I’ve had a good couple days of peace and no fighting. That’s fresh. I was actually enjoying my day yesterday, what with it being more productive than any other day (finally finished the website for my mom over just a day when I should have been done with it like last Feb or March…AND made her a bonus website even if she didn’t ask for it). To make things better, the weather was terrific, I watched Glee with Butler, had yummy coffee at Starbucks, listened to jazzy Christmas carols, and sniffed freshly painted walls, and felt the cool November night breeze on my nape.
…buuut I had to stretch such a good day to its limits.
At 10AM (of today…yes, yesterday continued) when my mind was traipsing between light sleep and consciousness, Butler had to call to scold me for staying up until that time. I have a good feeling it’s much more than “caring about my well being” that would make him lose it without any provocation from me.
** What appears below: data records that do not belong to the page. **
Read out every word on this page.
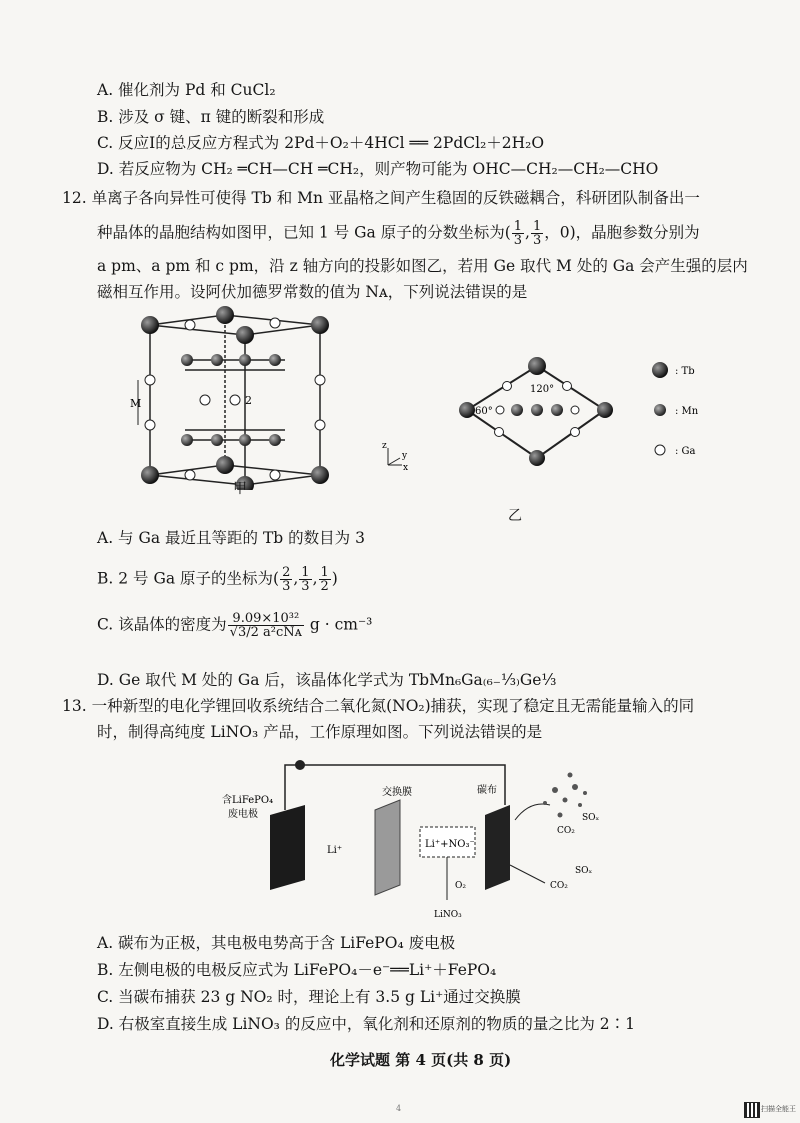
A. 催化剂为 Pd 和 CuCl₂
B. 涉及 σ 键、π 键的断裂和形成
C. 反应Ⅰ的总反应方程式为 2Pd＋O₂＋4HCl ══ 2PdCl₂＋2H₂O
D. 若反应物为 CH₂ ═CH—CH ═CH₂，则产物可能为 OHC—CH₂—CH₂—CHO
12. 单离子各向异性可使得 Tb 和 Mn 亚晶格之间产生稳固的反铁磁耦合，科研团队制备出一
种晶体的晶胞结构如图甲，已知 1 号 Ga 原子的分数坐标为( $\frac{1}{3}$ , $\frac{1}{3}$ ，0)，晶胞参数分别为
a pm、a pm 和 c pm，沿 z 轴方向的投影如图乙，若用 Ge 取代 M 处的 Ga 会产生强的层内
磁相互作用。设阿伏加德罗常数的值为 Nᴀ，下列说法错误的是
M	2
甲
z
y
x
120°
60°
乙
: Tb
: Mn
: Ga
A. 与 Ga 最近且等距的 Tb 的数目为 3
B. 2 号 Ga 原子的坐标为( $\frac{2}{3}$ , $\frac{1}{3}$ , $\frac{1}{2}$ )
C. 该晶体的密度为 $\frac{\text{9.09×10³²}}{\text{√3/2 a²cNᴀ}}$ g · cm⁻³
D. Ge 取代 M 处的 Ga 后，该晶体化学式为 TbMn₆Ga₍₆₋⅓₎Ge⅓
13. 一种新型的电化学锂回收系统结合二氧化氮(NO₂)捕获，实现了稳定且无需能量输入的同
时，制得高纯度 LiNO₃ 产品，工作原理如图。下列说法错误的是
含LiFePO₄
废电极
交换膜	碳布
Li⁺
Li⁺+NO₃⁻
O₂
LiNO₃
CO₂
SOₓ
CO₂
SOₓ
A. 碳布为正极，其电极电势高于含 LiFePO₄ 废电极
B. 左侧电极的电极反应式为 LiFePO₄－e⁻══Li⁺＋FePO₄
C. 当碳布捕获 23 g NO₂ 时，理论上有 3.5 g Li⁺通过交换膜
D. 右极室直接生成 LiNO₃ 的反应中，氧化剂和还原剂的物质的量之比为 2∶1
化学试题 第 4 页(共 8 页)
4	扫描全能王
He was asking for it by sounding all I’m-pissed-but-I-don’t-want-to-talk-right-now-but-I-want-you-to-force-me-to-say-what’s-on-my-mind-so-I-have-a-reason-to-lash-out.
Last thing I want to hear when I’m at the limits of my day and sheer will (or enjoyment) is the only thing that’s keeping me awake is some person getting on my case necessarily. We hadn’t had a big fight in days. And now, we did again. Last I remember was when I noted it somewhere in a previous post.
I said some hurtful things, and still being truly pissed right now, I wish I was able to say more.
Now, my whole day is ruined… as I’m sure his is too. I haven’t had the right sleep. I didn’t wish to sleep after that loud phone call we had. I wanted to continue doing what he accuses me of doing. I just napped uneasily beside the phone… and here I am once again on my computer, going on my second day.
No coffee. No sugar. Just ready to snap the head off of anybody who tries to cross me in the next hours of waking.